The United States, which has more professional athletes than any other country, is a prime hunting ground for Olympic athletic talent. Only the best of the best qualify to compete on the US Olympic team, but many who don’t make the cut easily qualify to join the team of another country, where the talent pool isn’t so deep or over-crowded.
And that’s exactly what happened in the case of Mexico’s 2020 Olympic softball team, with all but one being born in the United States. This led one news outlet to publish an article titled “Mexico’s Olympic softball team is made in the USA.”
But what are the consequences of stacking a potentially winning team with players who are in it solely to compete and not to “bring home the gold”? How would the Mexican people have felt had the softball team won gold? Would they feel a sense of national pride knowing that 14 out of the 15 metals would go home to the United States and never touch down on Mexican soil? It’s very unlikely.
It also seems quite clear that the women themselves felt more allegiance to the Olympics than to Mexico, eventually admitting that they threw out the team jerseys given them by the Mexican Olympic Committee to make room for bed comforters and quilts from their rooms at Olympic Village. Essentially, they favored souvenirs with six colored rings on them over the uniforms that sported the Mexican flag.
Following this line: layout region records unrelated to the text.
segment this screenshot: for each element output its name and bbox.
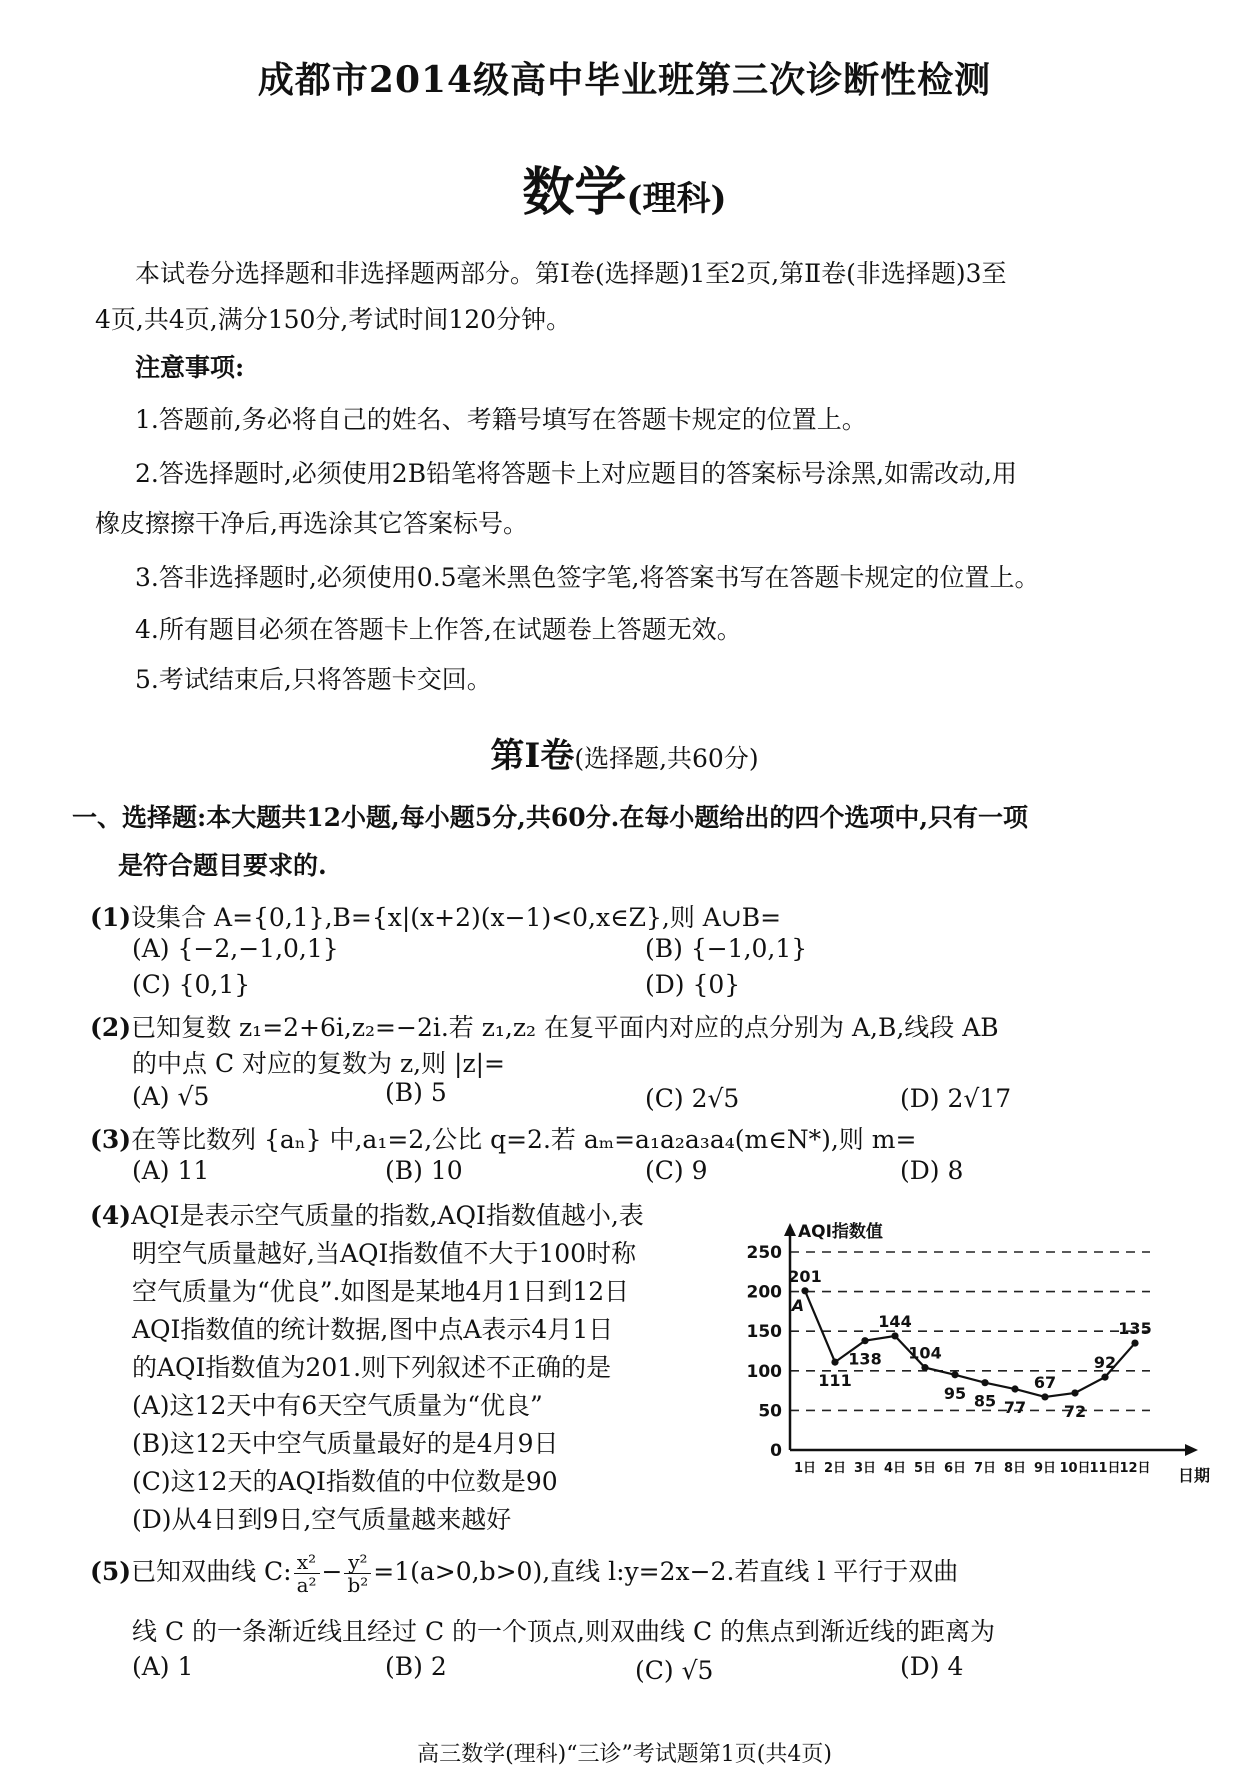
question-4 <box>90 1196 644 1232</box>
x-axis-arrow <box>1185 1444 1198 1456</box>
intro-line-2: 4页,共4页,满分150分,考试时间120分钟。 <box>95 305 572 334</box>
fraction-2-numerator: y² <box>344 1551 371 1574</box>
question-2-stem-1: 已知复数 z₁=2+6i,z₂=−2i.若 z₁,z₂ 在复平面内对应的点分别为 A,B,线段 AB <box>131 1013 999 1042</box>
y-axis-arrow <box>784 1223 796 1236</box>
question-2-stem-2: 的中点 C 对应的复数为 z,则 |z|= <box>132 1049 505 1078</box>
data-label-9: 67 <box>1033 1372 1057 1392</box>
q5-option-d: (D) 4 <box>900 1652 964 1681</box>
part1-line-1: 一、选择题:本大题共12小题,每小题5分,共60分.在每小题给出的四个选项中,只有一项 <box>72 803 1029 832</box>
x-tick-label-12: 12日 <box>1119 1461 1151 1476</box>
y-tick-label-0: 0 <box>770 1441 782 1461</box>
data-point-5 <box>921 1364 928 1371</box>
data-point-4 <box>891 1332 898 1339</box>
q3-option-c: (C) 9 <box>645 1156 708 1185</box>
question-4-line-5: 的AQI指数值为201.则下列叙述不正确的是 <box>132 1353 612 1382</box>
q3-option-d: (D) 8 <box>900 1156 964 1185</box>
question-1-number: (1) <box>90 903 132 932</box>
series-line <box>805 1291 1135 1397</box>
q2-option-d: (D) 2√17 <box>900 1084 1012 1113</box>
data-label-11: 92 <box>1093 1353 1117 1373</box>
q4-option-b: (B)这12天中空气质量最好的是4月9日 <box>132 1429 559 1458</box>
q1-option-b: (B) {−1,0,1} <box>645 934 808 963</box>
x-tick-label-2: 2日 <box>823 1461 847 1476</box>
q4-option-d: (D)从4日到9日,空气质量越来越好 <box>132 1505 512 1534</box>
section-subtitle: (选择题,共60分) <box>574 744 759 773</box>
x-tick-label-11: 11日 <box>1089 1461 1121 1476</box>
fraction-1-denominator: a² <box>296 1573 317 1597</box>
note-item-2-cont: 橡皮擦擦干净后,再选涂其它答案标号。 <box>95 509 528 538</box>
data-label-10: 72 <box>1063 1401 1087 1421</box>
q4-option-a: (A)这12天中有6天空气质量为“优良” <box>132 1391 543 1420</box>
question-4-line-3: 空气质量为“优良”.如图是某地4月1日到12日 <box>132 1277 630 1306</box>
data-point-10 <box>1071 1389 1078 1396</box>
x-tick-label-8: 8日 <box>1003 1461 1027 1476</box>
question-2-number: (2) <box>90 1013 132 1042</box>
q2-option-c: (C) 2√5 <box>645 1084 740 1113</box>
chart-series <box>801 1287 1138 1400</box>
q1-option-a: (A) {−2,−1,0,1} <box>132 934 339 963</box>
note-item-5: 5.考试结束后,只将答题卡交回。 <box>135 665 492 694</box>
q3-option-b: (B) 10 <box>385 1156 463 1185</box>
data-point-12 <box>1131 1339 1138 1346</box>
y-tick-label-100: 100 <box>746 1361 782 1382</box>
q5-option-a: (A) 1 <box>132 1652 194 1681</box>
q1-option-c: (C) {0,1} <box>132 970 251 999</box>
question-2 <box>90 1008 999 1044</box>
question-4-line-1: AQI是表示空气质量的指数,AQI指数值越小,表 <box>131 1201 644 1230</box>
question-5-stem-post: =1(a>0,b>0),直线 l:y=2x−2.若直线 l 平行于双曲 <box>373 1557 959 1586</box>
x-tick-label-1: 1日 <box>793 1461 817 1476</box>
data-point-6 <box>951 1371 958 1378</box>
question-3 <box>90 1120 916 1156</box>
data-label-1: 201 <box>788 1266 822 1286</box>
section-title <box>0 728 1249 777</box>
q3-option-a: (A) 11 <box>132 1156 210 1185</box>
data-point-1 <box>801 1287 808 1294</box>
data-point-11 <box>1101 1374 1108 1381</box>
q1-option-d: (D) {0} <box>645 970 741 999</box>
data-point-7 <box>981 1379 988 1386</box>
data-label-4: 144 <box>878 1311 912 1331</box>
fraction-2-denominator: b² <box>347 1573 369 1597</box>
part1-line-2: 是符合题目要求的. <box>118 851 327 880</box>
note-item-4: 4.所有题目必须在答题卡上作答,在试题卷上答题无效。 <box>135 615 742 644</box>
note-item-2: 2.答选择题时,必须使用2B铅笔将答题卡上对应题目的答案标号涂黑,如需改动,用 <box>135 459 1017 488</box>
section-name: 第Ⅰ卷 <box>490 736 575 776</box>
x-axis-label: 日期 <box>1178 1466 1211 1485</box>
fraction-1-numerator: x² <box>294 1551 320 1574</box>
question-4-line-2: 明空气质量越好,当AQI指数值不大于100时称 <box>132 1239 637 1268</box>
x-tick-label-3: 3日 <box>853 1461 877 1476</box>
data-label-6: 95 <box>943 1383 967 1403</box>
note-item-1: 1.答题前,务必将自己的姓名、考籍号填写在答题卡规定的位置上。 <box>135 405 867 434</box>
minus-sign: − <box>321 1557 343 1586</box>
x-tick-label-9: 9日 <box>1033 1461 1057 1476</box>
data-label-8: 77 <box>1003 1398 1027 1418</box>
data-point-9 <box>1041 1393 1048 1400</box>
question-5-number: (5) <box>90 1557 132 1586</box>
data-label-12: 135 <box>1118 1319 1152 1339</box>
page-footer: 高三数学(理科)“三诊”考试题第1页(共4页) <box>417 1742 832 1767</box>
data-label-7: 85 <box>973 1391 997 1411</box>
question-1 <box>90 898 781 934</box>
x-tick-label-7: 7日 <box>973 1461 997 1476</box>
notes-heading: 注意事项: <box>135 353 245 382</box>
note-item-3: 3.答非选择题时,必须使用0.5毫米黑色签字笔,将答案书写在答题卡规定的位置上。 <box>135 563 1040 592</box>
subject-title <box>0 150 1249 225</box>
question-4-line-4: AQI指数值的统计数据,图中点A表示4月1日 <box>132 1315 614 1344</box>
x-tick-label-6: 6日 <box>943 1461 967 1476</box>
fraction-x2-a2 <box>294 1551 320 1596</box>
question-4-number: (4) <box>90 1201 132 1230</box>
data-label-2: 111 <box>818 1371 852 1391</box>
question-5-stem-2: 线 C 的一条渐近线且经过 C 的一个顶点,则双曲线 C 的焦点到渐近线的距离为 <box>132 1617 996 1646</box>
x-tick-label-4: 4日 <box>883 1461 907 1476</box>
subject-paren: (理科) <box>626 179 727 219</box>
point-a-label: A <box>791 1295 805 1315</box>
q2-option-b: (B) 5 <box>385 1078 447 1107</box>
q5-option-b: (B) 2 <box>385 1652 447 1681</box>
q2-option-a: (A) √5 <box>132 1082 210 1111</box>
subject-name: 数学 <box>522 162 627 223</box>
x-tick-label-5: 5日 <box>913 1461 937 1476</box>
question-5 <box>90 1546 958 1598</box>
q4-option-c: (C)这12天的AQI指数值的中位数是90 <box>132 1467 558 1496</box>
y-tick-label-150: 150 <box>746 1322 782 1343</box>
question-1-stem: 设集合 A={0,1},B={x|(x+2)(x−1)<0,x∈Z},则 A∪B= <box>131 903 782 932</box>
y-axis-label: AQI指数值 <box>798 1222 883 1242</box>
x-tick-label-10: 10日 <box>1059 1461 1091 1476</box>
data-label-3: 138 <box>848 1349 882 1369</box>
aqi-line-chart <box>735 1218 1211 1498</box>
data-point-8 <box>1011 1385 1018 1392</box>
question-3-number: (3) <box>90 1125 132 1154</box>
y-tick-label-200: 200 <box>746 1282 782 1303</box>
question-5-stem-pre: 已知双曲线 C: <box>131 1557 292 1586</box>
intro-line-1: 本试卷分选择题和非选择题两部分。第Ⅰ卷(选择题)1至2页,第Ⅱ卷(非选择题)3至 <box>135 259 1007 288</box>
chart-axes <box>784 1223 1198 1456</box>
y-tick-label-50: 50 <box>758 1401 782 1422</box>
data-point-3 <box>861 1337 868 1344</box>
fraction-y2-b2 <box>344 1551 371 1596</box>
question-3-stem: 在等比数列 {aₙ} 中,a₁=2,公比 q=2.若 aₘ=a₁a₂a₃a₄(m∈N*),则 m= <box>131 1125 917 1154</box>
y-tick-label-250: 250 <box>746 1243 782 1263</box>
q5-option-c: (C) √5 <box>635 1656 714 1685</box>
exam-title: 成都市2014级高中毕业班第三次诊断性检测 <box>257 59 992 101</box>
data-label-5: 104 <box>908 1343 942 1363</box>
data-point-2 <box>831 1358 838 1365</box>
chart-labels <box>788 1221 1210 1485</box>
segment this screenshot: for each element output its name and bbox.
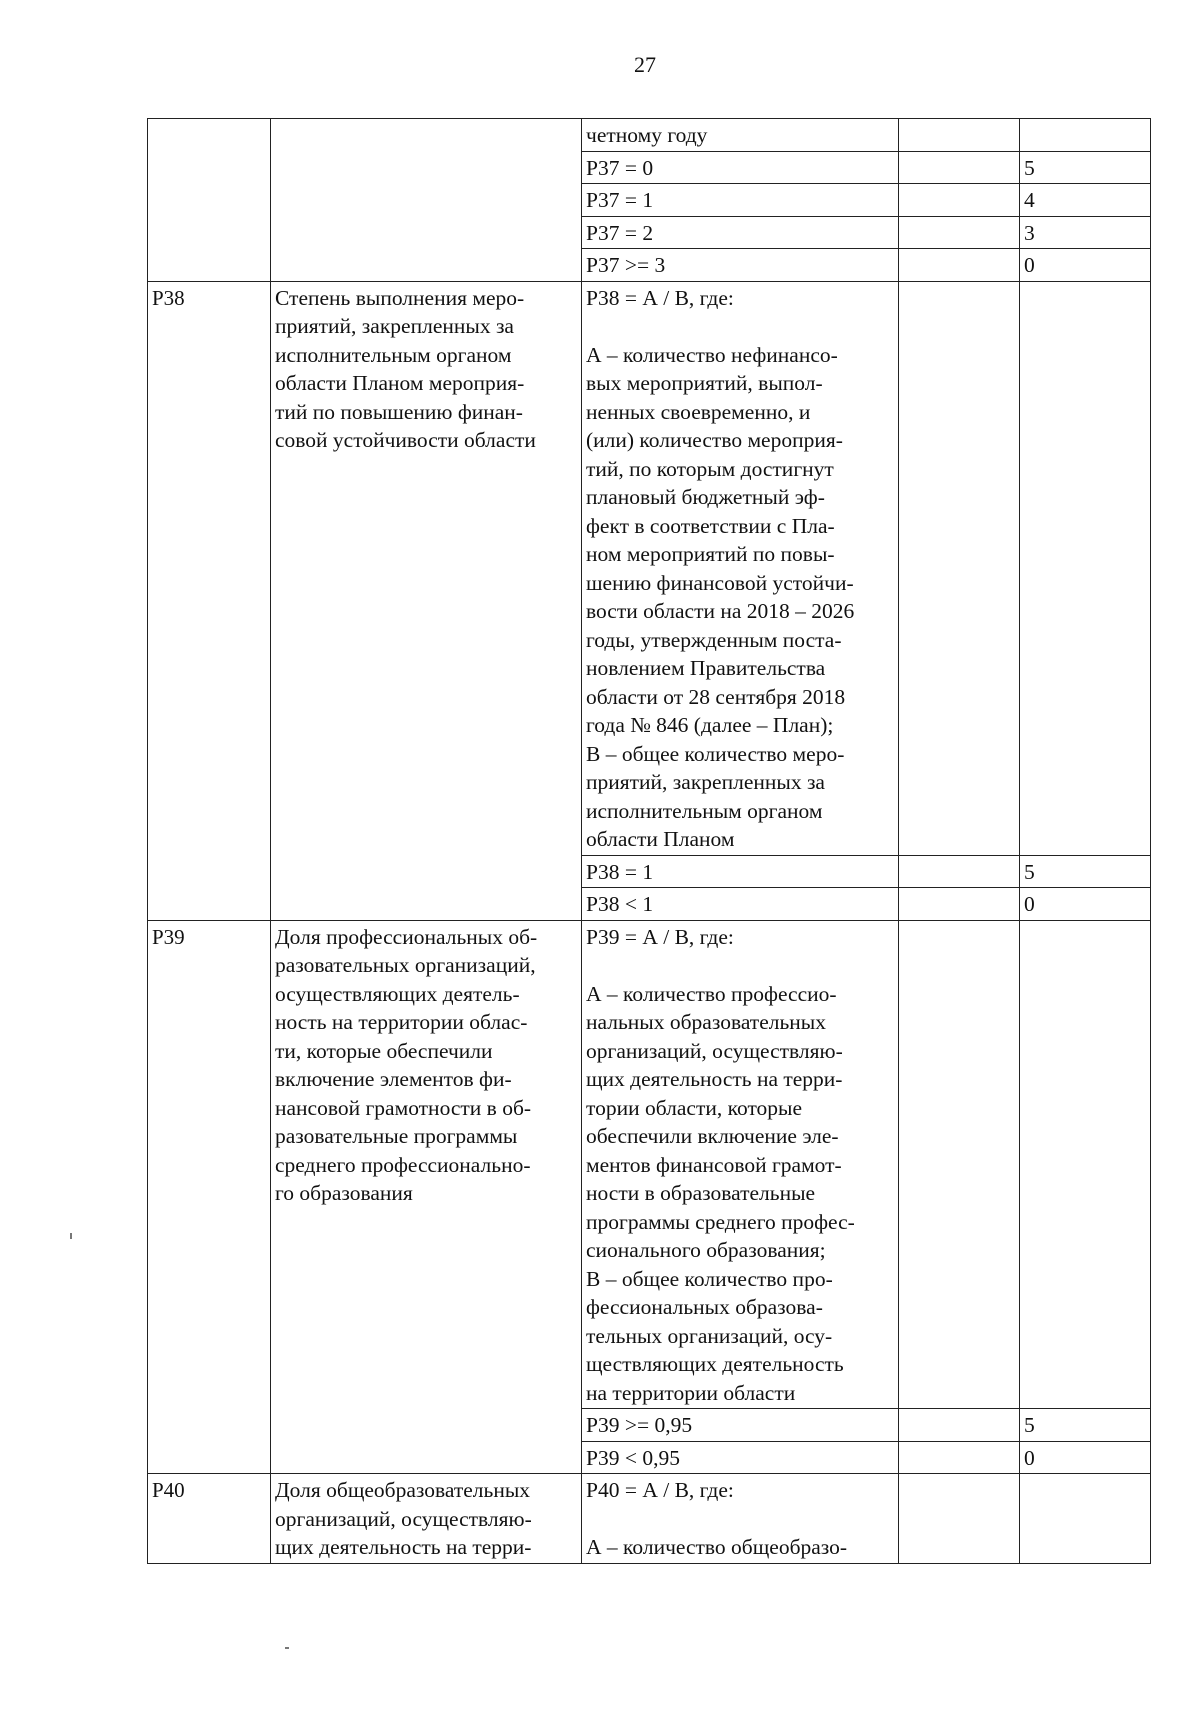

In an official statement (after becoming an international sports scandal), a representative of the softball team said that it was simply a matter of “too much cargo.” Yet ESPN Mexico reported that sets of softball equipment, clothing from the opening ceremony, sneakers, and suitcases were also found in the garbage, begging the question, what’s it worth to represent a country that’s not your own in the greatest sports games on the planet? As it turns out, for some, not even the price of overweight luggage.
But to be fair, Mexico isn’t the only country taking advantage of the transfer of allegiance rule. In the last Olympics, nearly 200 athletes competed for countries they were not born in. Two athletes have even won medals for two different countries in the history of the games!
Each individual must, for themselves, weigh the balance of national pride vs. the chance to compete at all costs. But it’s a powerful statement that in 2016 the Olympic Committee formed the Refugee Olympic Team so that athletes who have been forcibly displaced from their home countries could still compete.
In this year’s Olympics, 29 athletes from Afghanistan, Cameroon, Congo, Republic of Congo, Eritrea, Iraq, South Sudan, Sudan, Syria, and Venezuela competed for the Refugee Olympic Team in 12 events. They entered the Tokyo Olympic stadium under a united flag that represents refugees around the world, all 29 of them proving it’s not the flag you stand under, but solidarity that matters most.